KÖYÜM  & DÜNYAM

DERYA AKAR BALCI

Tozlu yollarında yürürken köyümün kokusu aklımın bir köşesine takılıyor. Var mıydı yok muydu? O ıtırlı çiçeklerin kokusu, papatya kokusu, zeytin ağaçlarının kokusu… Evimin her köşesine sinmiş miydi bilemiyorum şimdi. Düşüncelerim… Hayallerim… Cadde boyu yürürken aldığım her nefeste köyümün bir başka kokusu vardı  diye düşünüyorum. Zeytin ağacı kokusu…

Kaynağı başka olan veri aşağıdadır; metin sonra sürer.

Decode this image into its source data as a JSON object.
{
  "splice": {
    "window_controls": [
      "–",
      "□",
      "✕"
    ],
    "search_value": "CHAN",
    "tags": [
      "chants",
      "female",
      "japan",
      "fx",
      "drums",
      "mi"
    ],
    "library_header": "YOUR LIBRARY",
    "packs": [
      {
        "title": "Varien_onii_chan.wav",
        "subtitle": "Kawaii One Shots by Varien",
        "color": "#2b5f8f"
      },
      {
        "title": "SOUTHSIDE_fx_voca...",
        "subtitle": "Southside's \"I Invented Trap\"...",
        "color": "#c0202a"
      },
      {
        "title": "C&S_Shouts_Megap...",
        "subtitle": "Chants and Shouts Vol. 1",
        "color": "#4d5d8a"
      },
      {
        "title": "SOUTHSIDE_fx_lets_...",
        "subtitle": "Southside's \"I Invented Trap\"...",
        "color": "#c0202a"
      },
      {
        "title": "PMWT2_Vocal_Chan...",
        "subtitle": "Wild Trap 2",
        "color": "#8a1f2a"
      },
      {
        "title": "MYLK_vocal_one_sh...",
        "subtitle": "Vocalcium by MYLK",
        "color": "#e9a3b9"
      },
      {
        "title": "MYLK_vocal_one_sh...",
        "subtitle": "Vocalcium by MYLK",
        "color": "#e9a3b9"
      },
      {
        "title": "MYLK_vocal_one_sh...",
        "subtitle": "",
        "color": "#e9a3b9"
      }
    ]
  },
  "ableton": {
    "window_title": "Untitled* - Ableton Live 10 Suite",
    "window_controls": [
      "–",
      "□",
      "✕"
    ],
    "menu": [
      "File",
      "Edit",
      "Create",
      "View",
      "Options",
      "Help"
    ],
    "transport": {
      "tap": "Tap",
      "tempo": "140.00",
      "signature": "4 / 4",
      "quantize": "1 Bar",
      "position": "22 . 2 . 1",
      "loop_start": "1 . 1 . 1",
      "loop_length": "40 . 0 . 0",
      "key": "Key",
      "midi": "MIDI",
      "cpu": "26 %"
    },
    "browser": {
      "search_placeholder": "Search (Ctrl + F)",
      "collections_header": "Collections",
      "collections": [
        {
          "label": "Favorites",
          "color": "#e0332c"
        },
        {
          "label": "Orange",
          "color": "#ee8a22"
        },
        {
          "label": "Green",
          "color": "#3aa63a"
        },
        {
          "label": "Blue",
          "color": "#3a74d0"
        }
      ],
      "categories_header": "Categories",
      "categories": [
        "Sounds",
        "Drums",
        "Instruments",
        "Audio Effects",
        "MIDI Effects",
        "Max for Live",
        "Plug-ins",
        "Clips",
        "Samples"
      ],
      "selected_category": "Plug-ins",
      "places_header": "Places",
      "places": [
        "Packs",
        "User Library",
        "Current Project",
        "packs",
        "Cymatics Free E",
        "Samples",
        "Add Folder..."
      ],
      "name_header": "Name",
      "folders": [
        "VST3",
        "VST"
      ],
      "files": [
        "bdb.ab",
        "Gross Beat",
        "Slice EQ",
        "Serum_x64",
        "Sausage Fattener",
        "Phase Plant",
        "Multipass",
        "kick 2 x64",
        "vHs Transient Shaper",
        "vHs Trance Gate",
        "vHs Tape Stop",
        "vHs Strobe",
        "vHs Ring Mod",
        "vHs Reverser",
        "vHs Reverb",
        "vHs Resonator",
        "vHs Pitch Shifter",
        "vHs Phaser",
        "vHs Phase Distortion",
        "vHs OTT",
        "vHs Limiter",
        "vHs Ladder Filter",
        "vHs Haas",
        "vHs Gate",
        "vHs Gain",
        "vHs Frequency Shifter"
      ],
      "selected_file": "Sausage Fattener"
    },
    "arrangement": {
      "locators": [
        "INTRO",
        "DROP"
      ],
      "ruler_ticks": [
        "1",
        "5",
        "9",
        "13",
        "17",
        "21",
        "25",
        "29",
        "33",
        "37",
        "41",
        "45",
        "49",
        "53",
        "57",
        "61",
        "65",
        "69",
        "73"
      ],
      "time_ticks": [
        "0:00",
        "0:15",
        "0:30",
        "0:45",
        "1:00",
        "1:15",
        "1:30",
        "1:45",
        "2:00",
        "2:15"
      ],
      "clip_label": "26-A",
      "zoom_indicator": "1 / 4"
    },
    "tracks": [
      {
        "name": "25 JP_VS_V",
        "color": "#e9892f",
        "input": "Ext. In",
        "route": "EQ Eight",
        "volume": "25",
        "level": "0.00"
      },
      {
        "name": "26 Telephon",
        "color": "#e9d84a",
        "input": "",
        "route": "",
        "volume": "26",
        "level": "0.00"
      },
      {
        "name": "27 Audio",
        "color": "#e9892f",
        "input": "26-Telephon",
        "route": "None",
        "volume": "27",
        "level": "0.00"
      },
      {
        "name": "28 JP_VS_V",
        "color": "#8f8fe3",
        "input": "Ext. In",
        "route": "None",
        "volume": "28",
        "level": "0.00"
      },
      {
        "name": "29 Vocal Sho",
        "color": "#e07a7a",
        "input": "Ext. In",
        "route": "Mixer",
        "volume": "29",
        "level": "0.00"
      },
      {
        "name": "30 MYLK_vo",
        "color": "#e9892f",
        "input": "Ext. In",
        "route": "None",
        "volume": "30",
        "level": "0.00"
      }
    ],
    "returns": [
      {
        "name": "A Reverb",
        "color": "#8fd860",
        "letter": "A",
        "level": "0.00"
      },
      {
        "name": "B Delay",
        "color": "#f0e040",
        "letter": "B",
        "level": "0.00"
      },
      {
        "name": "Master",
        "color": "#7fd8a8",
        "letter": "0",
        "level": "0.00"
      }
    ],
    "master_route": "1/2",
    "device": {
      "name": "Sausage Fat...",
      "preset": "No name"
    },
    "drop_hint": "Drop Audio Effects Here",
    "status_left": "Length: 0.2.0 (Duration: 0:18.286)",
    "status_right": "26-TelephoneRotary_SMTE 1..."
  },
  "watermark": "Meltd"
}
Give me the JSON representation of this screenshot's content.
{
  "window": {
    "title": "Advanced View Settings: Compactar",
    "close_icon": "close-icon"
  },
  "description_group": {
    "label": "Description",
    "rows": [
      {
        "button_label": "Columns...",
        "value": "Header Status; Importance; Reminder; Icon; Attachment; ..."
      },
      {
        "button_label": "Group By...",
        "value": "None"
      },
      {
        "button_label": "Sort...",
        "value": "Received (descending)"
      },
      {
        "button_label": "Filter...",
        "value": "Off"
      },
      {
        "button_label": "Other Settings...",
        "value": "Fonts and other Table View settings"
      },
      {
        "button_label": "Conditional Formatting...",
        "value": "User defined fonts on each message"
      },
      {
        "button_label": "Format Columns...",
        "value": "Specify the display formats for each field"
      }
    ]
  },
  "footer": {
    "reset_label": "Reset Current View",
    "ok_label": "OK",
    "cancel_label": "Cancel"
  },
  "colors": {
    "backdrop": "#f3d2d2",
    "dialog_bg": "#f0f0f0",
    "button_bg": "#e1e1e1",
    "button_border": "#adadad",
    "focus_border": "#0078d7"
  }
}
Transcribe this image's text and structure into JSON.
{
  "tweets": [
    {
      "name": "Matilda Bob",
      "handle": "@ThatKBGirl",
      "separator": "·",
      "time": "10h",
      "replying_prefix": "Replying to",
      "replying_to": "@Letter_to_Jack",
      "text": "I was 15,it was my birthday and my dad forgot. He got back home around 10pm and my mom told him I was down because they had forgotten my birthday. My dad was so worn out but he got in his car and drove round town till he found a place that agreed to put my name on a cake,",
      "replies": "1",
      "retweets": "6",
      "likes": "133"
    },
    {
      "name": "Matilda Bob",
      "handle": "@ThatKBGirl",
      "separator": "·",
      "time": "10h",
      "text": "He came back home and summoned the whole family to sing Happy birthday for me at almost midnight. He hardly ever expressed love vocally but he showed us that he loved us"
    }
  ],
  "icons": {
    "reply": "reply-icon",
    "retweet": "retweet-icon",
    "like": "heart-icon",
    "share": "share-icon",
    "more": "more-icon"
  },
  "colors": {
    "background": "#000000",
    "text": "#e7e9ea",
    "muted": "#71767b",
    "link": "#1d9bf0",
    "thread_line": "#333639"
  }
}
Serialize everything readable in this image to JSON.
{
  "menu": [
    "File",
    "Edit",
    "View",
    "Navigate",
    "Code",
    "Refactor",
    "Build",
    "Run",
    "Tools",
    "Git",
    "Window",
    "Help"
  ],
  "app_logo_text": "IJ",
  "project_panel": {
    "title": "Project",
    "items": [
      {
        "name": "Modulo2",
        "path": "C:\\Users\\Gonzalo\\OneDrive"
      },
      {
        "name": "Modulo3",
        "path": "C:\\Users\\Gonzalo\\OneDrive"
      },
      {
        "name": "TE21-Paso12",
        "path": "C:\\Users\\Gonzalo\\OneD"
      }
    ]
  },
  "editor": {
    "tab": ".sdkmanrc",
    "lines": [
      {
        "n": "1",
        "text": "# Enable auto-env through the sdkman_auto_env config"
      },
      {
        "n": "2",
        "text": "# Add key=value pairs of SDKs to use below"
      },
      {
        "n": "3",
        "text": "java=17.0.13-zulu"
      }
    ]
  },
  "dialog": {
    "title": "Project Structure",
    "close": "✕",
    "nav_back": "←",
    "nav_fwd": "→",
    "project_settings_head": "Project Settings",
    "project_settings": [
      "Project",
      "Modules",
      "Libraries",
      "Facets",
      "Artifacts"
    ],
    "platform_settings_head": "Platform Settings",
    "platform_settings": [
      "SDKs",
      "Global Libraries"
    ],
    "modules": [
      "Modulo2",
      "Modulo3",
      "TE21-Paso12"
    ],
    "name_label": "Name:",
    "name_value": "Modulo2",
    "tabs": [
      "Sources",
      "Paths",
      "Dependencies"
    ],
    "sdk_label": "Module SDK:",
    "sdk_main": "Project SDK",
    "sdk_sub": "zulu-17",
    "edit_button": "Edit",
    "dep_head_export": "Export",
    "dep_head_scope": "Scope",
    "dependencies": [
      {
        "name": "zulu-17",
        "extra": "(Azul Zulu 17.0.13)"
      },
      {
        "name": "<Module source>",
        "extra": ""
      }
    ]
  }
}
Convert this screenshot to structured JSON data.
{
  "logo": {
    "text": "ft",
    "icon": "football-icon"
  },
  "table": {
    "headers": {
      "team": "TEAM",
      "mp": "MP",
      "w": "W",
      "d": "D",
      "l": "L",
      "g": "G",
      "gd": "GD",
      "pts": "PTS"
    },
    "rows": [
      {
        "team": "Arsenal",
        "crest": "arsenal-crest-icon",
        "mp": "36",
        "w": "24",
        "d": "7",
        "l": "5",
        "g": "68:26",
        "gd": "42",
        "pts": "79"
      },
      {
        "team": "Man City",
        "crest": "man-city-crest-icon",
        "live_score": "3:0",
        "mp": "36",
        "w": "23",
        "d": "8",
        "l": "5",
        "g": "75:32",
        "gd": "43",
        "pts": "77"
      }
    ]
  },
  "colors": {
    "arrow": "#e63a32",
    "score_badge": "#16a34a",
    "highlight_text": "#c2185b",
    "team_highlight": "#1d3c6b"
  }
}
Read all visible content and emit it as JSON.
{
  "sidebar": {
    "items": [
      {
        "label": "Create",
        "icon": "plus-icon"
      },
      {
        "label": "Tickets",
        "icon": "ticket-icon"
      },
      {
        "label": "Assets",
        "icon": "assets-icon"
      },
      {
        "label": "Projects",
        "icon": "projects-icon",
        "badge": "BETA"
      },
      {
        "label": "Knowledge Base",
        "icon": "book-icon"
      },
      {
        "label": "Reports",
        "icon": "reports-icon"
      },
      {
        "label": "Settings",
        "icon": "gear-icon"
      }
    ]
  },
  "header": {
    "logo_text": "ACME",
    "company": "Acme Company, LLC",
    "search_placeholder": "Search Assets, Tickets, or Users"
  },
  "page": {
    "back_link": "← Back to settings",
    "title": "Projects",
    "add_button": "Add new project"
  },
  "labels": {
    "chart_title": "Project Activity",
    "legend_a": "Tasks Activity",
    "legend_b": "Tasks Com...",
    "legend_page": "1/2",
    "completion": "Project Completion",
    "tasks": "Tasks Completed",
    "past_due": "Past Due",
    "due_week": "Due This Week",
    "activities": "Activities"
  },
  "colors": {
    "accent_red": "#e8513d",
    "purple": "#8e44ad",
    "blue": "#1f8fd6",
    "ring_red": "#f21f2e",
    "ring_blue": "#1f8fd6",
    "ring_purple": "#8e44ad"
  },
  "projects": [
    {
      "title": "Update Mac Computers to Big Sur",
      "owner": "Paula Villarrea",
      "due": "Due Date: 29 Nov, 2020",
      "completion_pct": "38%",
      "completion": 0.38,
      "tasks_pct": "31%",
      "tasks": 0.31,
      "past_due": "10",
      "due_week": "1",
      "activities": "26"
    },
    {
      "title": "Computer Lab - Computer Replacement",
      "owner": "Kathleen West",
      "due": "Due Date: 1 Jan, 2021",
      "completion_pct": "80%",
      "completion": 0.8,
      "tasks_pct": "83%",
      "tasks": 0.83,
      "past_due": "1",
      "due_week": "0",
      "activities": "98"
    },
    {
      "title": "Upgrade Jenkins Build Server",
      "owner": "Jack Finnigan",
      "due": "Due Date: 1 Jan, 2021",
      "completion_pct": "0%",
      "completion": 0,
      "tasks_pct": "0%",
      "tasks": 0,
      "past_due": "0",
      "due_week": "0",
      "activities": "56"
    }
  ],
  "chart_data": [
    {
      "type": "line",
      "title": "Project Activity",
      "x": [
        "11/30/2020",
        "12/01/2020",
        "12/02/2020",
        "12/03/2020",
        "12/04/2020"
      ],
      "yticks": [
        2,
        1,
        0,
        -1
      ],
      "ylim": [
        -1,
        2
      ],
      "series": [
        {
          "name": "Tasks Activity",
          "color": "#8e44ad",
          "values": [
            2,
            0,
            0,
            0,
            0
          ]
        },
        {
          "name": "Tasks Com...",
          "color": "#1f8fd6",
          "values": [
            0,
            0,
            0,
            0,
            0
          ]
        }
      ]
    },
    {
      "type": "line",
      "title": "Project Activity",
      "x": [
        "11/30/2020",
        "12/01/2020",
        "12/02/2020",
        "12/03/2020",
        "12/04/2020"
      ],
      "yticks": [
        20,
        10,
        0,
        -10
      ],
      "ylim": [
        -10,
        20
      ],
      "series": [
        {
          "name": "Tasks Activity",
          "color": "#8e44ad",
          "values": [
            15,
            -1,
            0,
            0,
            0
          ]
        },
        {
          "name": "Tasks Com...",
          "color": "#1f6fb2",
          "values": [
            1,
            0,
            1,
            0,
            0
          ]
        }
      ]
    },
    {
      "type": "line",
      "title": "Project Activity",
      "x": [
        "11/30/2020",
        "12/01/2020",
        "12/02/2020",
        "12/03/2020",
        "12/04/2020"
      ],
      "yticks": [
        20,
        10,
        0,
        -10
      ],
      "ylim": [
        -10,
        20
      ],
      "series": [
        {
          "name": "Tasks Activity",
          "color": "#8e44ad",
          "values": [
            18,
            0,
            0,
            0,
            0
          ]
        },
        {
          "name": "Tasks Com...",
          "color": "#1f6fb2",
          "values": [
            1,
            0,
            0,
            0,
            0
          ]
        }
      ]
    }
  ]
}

Gün  doğmak  üzere. Gecenin ayazı hafiflemiş, sabahın serinliği sarmıştı ortalığı. Sağlı sollu cadde boyu zeytin ağaçları ile dolu caddeden evime doğru yürüyorum. Sırtımda kirli çamaşırlarla dolu bir çanta. Tanrım ne kadar da ağır bir çanta bu  böyle. Yolun bitmek bilmemesinden mi yoksa kirli çamaşırlardan mı diye düşünmeden edemiyorum doğrusu. Kirli çamaşırların dili olsa da konuşsalar, anlatsalar nasıl kirlendiklerini.Üniversite kampüsünde şehre ulaşabilmek için yürüdüğüm yolların tozunu yutmak zorunda kaldıklarını anlatsalar. Yürü yürü bitmeyen yollar, karlı çamurlu, tozlu yollar. Temizleyemediğim kirlerle dolu çamaşır çantasını artık sırtımda taşımaya zorlanıyorum. Bir an önce eve varsam atsam sırtımdan şunu.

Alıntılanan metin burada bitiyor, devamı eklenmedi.